Is it worth the effort?

I’m taking a short break from reporting findings from my analysis into student engagement with short-answer free-text questions to reflect on a couple of things following the HEA UK Physical Sciences Centre workshop on ‘More effective assessment and feedback’ at the University of Leicester on Wednesday. It was an interesting meeting – initially people sat very quietly listening to presentations, but by the afternoon there was lots of discussion. I spoke twice –  in the morning I wittered on about the problem of students not answering the question you (the academic) thought you had asked; in the afternoon I was on the more familiar ground of writing short-answer free-text e-assessment questions, with feedback.

Steve Swithenby ran two discussion sessions and at the end he got us classifying various ‘methods of providing feedback’ as high/medium/low in terms of ‘importance and value to student’, ‘level of resources needed’ and ‘level of teacher expertise required’. Obviously, in the current economic climate we’re looking for something that is high, low, low. I agree with Steve that e-assessment, done properly, is high, high, high.

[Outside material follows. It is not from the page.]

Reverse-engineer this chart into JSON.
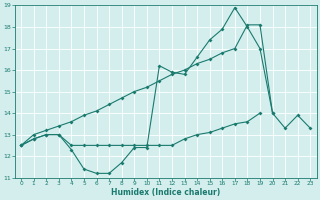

Right at the end, someone asked me ‘Is it worth the effort?’ It’s a fair point. On one level, in my own context at the UK Open University I know that all the considerable effort I have put into writing good e-assessment questions has been worthwhile, on financial as well as pedagogical grounds – simply because we have so many students and can re-use low-stakes questions from year to year. I’m quite used to explaining that this is not necessarily the case in other places, with smaller student numbers. However, the question went deeper than that – do we over-assess? is the effort that we put into assessment per se worth it, in terms of improving learning? It’s a truism that assessment drives learning and I have certainly seen learning take place as students are assessed, in a way that I doubt would happen otherwise. But is this generally true? What would be the effect of reducing the amount of assessment on our modules and programmes? I don’t know.